NAUFRAGE DU PRESTIGE ancre.gif (1178 octets)   www.polmar.com

  


Dimanche 1er Décembre 2002

Galice: le mauvais temps gêne la lutte contre la marée noire

 

LA COROGNE (AFP) - Les conditions météorologiques ont empiré dimanche en Galice, gênant la lutte menée contre les milliers de tonnes de fioul qui menacent le fragile littoral du nord-ouest de l'Espagne.

Douze jours après le naufrage du pétrolier libérien Prestige, les côtes de Galice sont menacées par plusieurs nappes qui évoluent en divers points du littoral, se fragmentent et changent de direction en fonction des vents.

"Il y a une série de nappes, en divers points distincts, qui ne cessent d'évoluer", a déclaré au cours d'une conférence de presse le vice-président du gouvernement espagnol, Mariano Rajoy.

Le principal danger provient de la plus grosse nappe, de plusieurs milliers de tonnes, qui se trouvait dimanche à une trentaine de kilomètres du littoral, face à Muros (150 km au sud-ouest de La Corogne). Cette nappe, fragmentée, s'étend sur un front d'une cinquantaine de kilomètres, mais elle a peu avancé depuis deux jours.

Plusieurs autres nappes, bien moins importantes, menacent le littoral nord-ouest de la Galice. La zone la plus immédiatement menacée est celle des caps Finisterre et Tourinan, à la pointe avancée de la Galice.

Toutefois, avec le temps et le travail des vagues, la pollution tend à devenir de plus en plus diffuse et à affecter, plus ou moins gravement, de nombreux points du littoral. Ainsi, dimanche matin, des petites plaques de fioul arrivaient sur les plages de la région de Muxia, à quelque 120 km à l'ouest de la Corogne.
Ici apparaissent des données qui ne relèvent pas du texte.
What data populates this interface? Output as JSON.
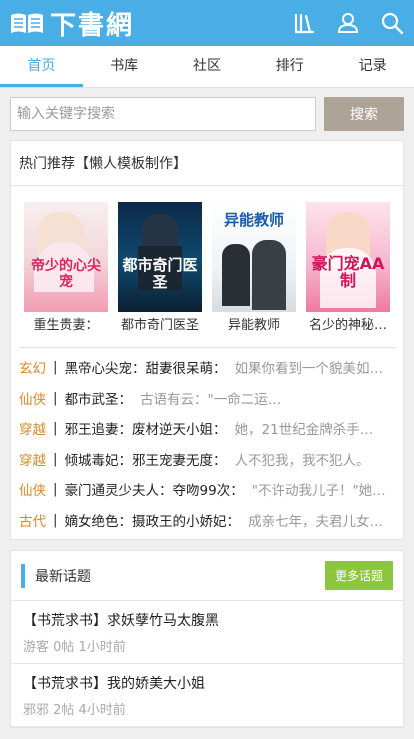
{
  "header": {
    "logo_text": "下書網",
    "icons": [
      "books-icon",
      "user-icon",
      "search-icon"
    ],
    "brand_color": "#49aee6"
  },
  "nav": {
    "tabs": [
      {
        "label": "首页",
        "active": true
      },
      {
        "label": "书库",
        "active": false
      },
      {
        "label": "社区",
        "active": false
      },
      {
        "label": "排行",
        "active": false
      },
      {
        "label": "记录",
        "active": false
      }
    ]
  },
  "search": {
    "placeholder": "输入关键字搜索",
    "button_label": "搜索"
  },
  "hot": {
    "title": "热门推荐【懒人模板制作】",
    "books": [
      {
        "title": "重生贵妻：",
        "cover_text": "帝少的心尖宠"
      },
      {
        "title": "都市奇门医圣",
        "cover_text": "都市奇门医圣"
      },
      {
        "title": "异能教师",
        "cover_text": "异能教师"
      },
      {
        "title": "名少的神秘…",
        "cover_text": "豪门宠AA制"
      }
    ],
    "list": [
      {
        "category": "玄幻",
        "title": "黑帝心尖宠：甜妻很呆萌：",
        "desc": "如果你看到一个貌美如…"
      },
      {
        "category": "仙侠",
        "title": "都市武圣：",
        "desc": "古语有云：\"一命二运…"
      },
      {
        "category": "穿越",
        "title": "邪王追妻：废材逆天小姐：",
        "desc": "她，21世纪金牌杀手…"
      },
      {
        "category": "穿越",
        "title": "倾城毒妃：邪王宠妻无度：",
        "desc": "人不犯我，我不犯人。"
      },
      {
        "category": "仙侠",
        "title": "豪门通灵少夫人：夺吻99次：",
        "desc": "\"不许动我儿子！\"她…"
      },
      {
        "category": "古代",
        "title": "嫡女绝色：摄政王的小娇妃：",
        "desc": "成亲七年，夫君儿女…"
      }
    ]
  },
  "topics": {
    "title": "最新话题",
    "more_label": "更多话题",
    "items": [
      {
        "title": "【书荒求书】求妖孽竹马太腹黑",
        "meta": "游客 0帖 1小时前"
      },
      {
        "title": "【书荒求书】我的娇美大小姐",
        "meta": "邪邪 2帖 4小时前"
      }
    ]
  }
}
Le vent favorable du sud-ouest qui soufflait ces derniers jours et poussait les nappes vers le nord, doit tourner dimanche au nord-ouest, avec une force de 45 à 65 km/h, ce qui risque de diriger le fioul directement vers le littoral.

Le mauvais temps a empêché dimanche le travail des huit bateaux étrangers, spécialisés dans le pompage du fioul, qui ont recueilli jusqu'à présent 5.000 tonnes de fioul en mer, selon le gouvernement.

Le travail des 1.400 personnes qui ont déjà retiré 2.400 tonnes de fioul sur les plages, a également été perturbé par le vent et une pluie abondante.

Une manifestation a réuni dimanche en début d'après-midi, des milliers de manifestants et de victimes du désastre du Prestige, à Saint Jacques de Compostelle, siège du gouvernement régional.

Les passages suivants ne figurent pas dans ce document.